Again: When you construct a DominoTilingCounter object, it is specifically for the purpose of computing tc.count().

So put the computation in the constructor!

class DominoTilingCounter {
    int height, width;
    int tilingCount;
    int computeCount(int h, int w, std::string_view prevRow, int rowIdx) {
        [...recursive solution omitted...]
    }
public:
    explicit DominoTilingCounter(int h, int w) : height(h), width(w) {
        if (h == 0 || w == 0 || (w*h) % 2 != 0) {
            tilingCount = 0;
        } else {
            tilingCount = computeCount(height, width, "", 0);
        }
    }
    int count() const {
        return tilingCount;
    }
};

This refactoring does several things:

  • It permits count() to be a const member function.

  • It eliminates the “empty, uncomputed” state from your program.

  • It eliminates the data member done, whose whole purpose was to track that empty state. (In C++17 we might use a std::optional for that purpose; but look, now we don’t have to!)

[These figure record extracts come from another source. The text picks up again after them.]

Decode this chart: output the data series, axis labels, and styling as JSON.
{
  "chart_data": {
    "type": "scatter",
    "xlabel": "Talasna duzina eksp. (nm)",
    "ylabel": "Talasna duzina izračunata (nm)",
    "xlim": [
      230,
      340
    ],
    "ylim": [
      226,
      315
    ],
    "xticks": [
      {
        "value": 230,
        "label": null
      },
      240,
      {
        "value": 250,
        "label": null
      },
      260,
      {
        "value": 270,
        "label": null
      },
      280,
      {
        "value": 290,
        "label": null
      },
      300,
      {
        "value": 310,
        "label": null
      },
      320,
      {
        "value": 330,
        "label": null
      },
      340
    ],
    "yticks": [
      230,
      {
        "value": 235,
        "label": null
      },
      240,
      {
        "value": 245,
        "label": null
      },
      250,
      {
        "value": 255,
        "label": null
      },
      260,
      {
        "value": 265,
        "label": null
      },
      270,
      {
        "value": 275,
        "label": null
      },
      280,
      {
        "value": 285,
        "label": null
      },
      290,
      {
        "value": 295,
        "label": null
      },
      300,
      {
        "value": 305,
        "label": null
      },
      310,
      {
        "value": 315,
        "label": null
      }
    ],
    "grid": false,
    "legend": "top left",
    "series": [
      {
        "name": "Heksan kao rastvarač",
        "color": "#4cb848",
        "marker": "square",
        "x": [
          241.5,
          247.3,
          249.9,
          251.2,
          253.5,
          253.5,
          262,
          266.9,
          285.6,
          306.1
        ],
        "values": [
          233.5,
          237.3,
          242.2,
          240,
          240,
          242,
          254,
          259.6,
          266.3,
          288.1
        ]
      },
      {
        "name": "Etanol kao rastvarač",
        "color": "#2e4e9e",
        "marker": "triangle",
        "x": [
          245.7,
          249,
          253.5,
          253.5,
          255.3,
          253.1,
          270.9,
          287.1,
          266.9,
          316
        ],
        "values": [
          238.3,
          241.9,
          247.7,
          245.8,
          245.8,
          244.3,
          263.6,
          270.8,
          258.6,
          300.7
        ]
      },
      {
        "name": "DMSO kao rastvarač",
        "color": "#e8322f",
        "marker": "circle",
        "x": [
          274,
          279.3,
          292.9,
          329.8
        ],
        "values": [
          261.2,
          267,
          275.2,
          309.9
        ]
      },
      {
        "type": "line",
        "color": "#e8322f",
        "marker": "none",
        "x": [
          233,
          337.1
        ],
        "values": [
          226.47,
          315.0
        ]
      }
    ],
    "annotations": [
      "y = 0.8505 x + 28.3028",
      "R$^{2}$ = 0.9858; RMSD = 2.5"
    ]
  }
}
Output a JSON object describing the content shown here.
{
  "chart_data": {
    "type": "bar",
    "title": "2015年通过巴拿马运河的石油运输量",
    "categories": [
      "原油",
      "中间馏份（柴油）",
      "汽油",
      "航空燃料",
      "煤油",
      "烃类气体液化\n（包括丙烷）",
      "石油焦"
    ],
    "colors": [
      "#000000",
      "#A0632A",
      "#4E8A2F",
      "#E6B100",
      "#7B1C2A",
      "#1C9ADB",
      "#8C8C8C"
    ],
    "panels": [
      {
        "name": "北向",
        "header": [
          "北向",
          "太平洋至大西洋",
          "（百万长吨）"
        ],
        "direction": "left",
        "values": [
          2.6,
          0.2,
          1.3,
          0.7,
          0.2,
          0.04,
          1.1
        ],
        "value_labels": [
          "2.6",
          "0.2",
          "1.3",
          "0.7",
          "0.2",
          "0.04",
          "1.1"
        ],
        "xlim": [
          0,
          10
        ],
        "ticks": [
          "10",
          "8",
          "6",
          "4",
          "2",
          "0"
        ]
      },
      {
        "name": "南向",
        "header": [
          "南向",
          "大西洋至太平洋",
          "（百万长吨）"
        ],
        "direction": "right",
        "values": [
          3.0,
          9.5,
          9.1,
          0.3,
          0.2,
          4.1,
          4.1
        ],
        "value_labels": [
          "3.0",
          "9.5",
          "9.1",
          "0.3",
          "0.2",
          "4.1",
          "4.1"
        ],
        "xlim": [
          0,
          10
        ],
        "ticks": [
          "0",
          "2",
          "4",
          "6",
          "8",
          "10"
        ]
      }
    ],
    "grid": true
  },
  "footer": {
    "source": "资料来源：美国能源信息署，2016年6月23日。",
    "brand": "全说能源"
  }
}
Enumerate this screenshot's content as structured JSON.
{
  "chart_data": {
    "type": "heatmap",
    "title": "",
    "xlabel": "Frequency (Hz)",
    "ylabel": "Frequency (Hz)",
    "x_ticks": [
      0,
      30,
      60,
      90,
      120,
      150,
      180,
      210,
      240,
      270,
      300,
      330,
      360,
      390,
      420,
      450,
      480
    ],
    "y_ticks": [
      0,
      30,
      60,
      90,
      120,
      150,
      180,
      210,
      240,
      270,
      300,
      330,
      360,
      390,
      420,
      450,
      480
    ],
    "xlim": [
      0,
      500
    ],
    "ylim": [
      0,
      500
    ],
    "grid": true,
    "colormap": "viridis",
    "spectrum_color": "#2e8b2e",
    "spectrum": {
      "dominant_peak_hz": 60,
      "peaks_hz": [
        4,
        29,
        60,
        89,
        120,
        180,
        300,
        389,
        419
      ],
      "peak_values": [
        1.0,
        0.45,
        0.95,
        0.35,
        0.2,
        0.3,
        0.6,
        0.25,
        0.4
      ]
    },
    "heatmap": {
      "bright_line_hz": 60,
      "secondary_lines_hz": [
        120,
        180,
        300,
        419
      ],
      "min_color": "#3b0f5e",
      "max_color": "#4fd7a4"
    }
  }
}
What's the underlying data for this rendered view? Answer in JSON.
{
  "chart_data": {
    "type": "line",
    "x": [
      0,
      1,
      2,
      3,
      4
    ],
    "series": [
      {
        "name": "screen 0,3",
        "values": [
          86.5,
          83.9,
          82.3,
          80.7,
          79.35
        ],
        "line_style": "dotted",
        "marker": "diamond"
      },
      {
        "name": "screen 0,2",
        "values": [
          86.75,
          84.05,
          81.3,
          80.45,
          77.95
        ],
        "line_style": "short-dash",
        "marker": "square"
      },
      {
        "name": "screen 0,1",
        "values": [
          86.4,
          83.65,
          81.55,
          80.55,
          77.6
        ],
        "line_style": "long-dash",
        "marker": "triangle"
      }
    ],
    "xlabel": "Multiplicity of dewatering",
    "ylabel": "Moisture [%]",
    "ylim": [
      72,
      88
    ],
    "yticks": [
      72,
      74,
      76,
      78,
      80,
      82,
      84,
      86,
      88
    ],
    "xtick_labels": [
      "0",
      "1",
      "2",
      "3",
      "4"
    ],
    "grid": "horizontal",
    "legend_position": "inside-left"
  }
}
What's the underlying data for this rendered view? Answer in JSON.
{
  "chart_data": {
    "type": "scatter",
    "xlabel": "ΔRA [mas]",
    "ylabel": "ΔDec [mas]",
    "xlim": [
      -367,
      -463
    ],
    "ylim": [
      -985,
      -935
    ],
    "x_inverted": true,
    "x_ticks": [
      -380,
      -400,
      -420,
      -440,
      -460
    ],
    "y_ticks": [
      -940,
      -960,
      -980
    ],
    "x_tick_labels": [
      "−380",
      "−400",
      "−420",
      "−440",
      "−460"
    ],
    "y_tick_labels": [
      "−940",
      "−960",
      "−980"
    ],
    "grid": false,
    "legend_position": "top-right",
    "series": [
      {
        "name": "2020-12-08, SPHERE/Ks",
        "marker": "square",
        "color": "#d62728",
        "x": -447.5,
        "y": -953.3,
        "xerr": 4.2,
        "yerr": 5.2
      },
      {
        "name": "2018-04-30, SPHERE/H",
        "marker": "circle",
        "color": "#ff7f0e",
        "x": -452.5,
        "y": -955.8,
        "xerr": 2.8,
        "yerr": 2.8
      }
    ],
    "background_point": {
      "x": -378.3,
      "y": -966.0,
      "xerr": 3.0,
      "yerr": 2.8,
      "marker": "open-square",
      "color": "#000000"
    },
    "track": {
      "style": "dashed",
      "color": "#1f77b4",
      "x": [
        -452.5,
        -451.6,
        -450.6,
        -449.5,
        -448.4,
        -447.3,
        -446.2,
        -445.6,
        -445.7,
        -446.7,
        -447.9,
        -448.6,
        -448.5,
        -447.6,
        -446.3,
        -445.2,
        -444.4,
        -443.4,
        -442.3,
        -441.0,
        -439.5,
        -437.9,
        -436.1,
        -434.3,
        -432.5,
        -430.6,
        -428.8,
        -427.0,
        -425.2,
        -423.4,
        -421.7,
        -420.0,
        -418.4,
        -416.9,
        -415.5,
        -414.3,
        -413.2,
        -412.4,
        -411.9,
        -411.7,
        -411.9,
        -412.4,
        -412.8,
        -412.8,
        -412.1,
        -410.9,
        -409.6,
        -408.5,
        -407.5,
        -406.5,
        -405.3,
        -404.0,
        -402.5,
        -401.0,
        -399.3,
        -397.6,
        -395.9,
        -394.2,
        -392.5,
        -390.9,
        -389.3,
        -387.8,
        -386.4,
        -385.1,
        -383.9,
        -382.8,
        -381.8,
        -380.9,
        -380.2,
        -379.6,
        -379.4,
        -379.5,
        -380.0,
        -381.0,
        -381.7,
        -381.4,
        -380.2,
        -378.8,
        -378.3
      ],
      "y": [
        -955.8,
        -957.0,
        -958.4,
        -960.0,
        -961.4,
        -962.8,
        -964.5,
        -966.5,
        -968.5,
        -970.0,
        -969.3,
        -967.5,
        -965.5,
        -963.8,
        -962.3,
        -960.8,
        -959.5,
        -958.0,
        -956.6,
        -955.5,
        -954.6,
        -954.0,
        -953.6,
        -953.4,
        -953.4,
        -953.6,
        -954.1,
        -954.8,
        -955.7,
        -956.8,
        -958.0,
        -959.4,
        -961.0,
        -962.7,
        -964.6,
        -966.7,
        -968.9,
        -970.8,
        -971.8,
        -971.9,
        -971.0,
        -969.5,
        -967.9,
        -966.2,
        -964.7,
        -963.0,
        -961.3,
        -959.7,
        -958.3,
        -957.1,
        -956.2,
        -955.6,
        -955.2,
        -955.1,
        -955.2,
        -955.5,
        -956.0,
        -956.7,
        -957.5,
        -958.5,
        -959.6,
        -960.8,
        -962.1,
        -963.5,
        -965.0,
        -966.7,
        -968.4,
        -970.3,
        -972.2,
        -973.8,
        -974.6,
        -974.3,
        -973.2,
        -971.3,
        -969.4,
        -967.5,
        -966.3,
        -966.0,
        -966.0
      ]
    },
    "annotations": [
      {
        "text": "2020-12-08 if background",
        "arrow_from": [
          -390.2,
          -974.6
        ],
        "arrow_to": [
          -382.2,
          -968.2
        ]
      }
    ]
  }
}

In fact, the private data members height and width are now unused as well. It turns out that we were using them only to pass data from the constructor to the computation in the count() method; and now that the computation is taking place in the constructor, we don’t need those data members anymore. Our code shrinks drastically.

The final leap

In the original code, the student’s computeCount member function happened to take w and h as function parameters, rather than reading them from the height and width data members. That was a fortunate accident: computeCount doesn’t use any of the data members of the DominoTilingCounter object, and so we can mark it static. Our code is now something like this:

class DominoTilingCounter {
    int tilingCount;
    static int computeCount(int h, int w, std::string_view prevRow, int rowIdx) {
        if (h == 0 || w == 0 || (w*h) % 2 != 0) {
            return 0;
        }
        [...recursive solution omitted...]
    }
public:
    explicit DominoTilingCounter(int h, int w) {
        tilingCount = computeCount(h, w, "", 0);
    }
    int count() const {
        return tilingCount;
    }
};

The final leap is to observe that this entire class does nothing but wrap an assignment to an int!

Avoid classes that are tantamount to int.

What we should write is a simple free function countDominoTilings(w, h):

int countDominoTilingsImpl(int h, int w, std::string_view prevRow, int rowIdx) {
    if (h == 0 || w == 0 || (w*h) % 2 != 0) {
        return 0;
    }
    [...recursive solution omitted...]
}

int countDominoTilings(int h, int w) {
    return countDominoTilingsImpl(h, w, "", 0);
}

int main() {
    int tc = countDominoTilings(4, 7);  // in a 4x7 rectangle
    std::cout << tc << '\n';
}

No more class, no more worrying about const, no more worrying about memoization (it becomes the caller’s problem, for better or worse). Our original DominoTilingCounter object wasn’t thread-safe, but now we don’t have to worry about that, either. And our code is about a dozen lines shorter.


Again, this is not to say that all classes are bad! In fact, the antipattern discussed here is very close to the Builder pattern, and there’s nothing wrong with the Builder pattern — when it’s needed, that is. All I’m saying is:

When you have to compute a value, don’t write a ValueComputer class.
Write a compute_value function instead.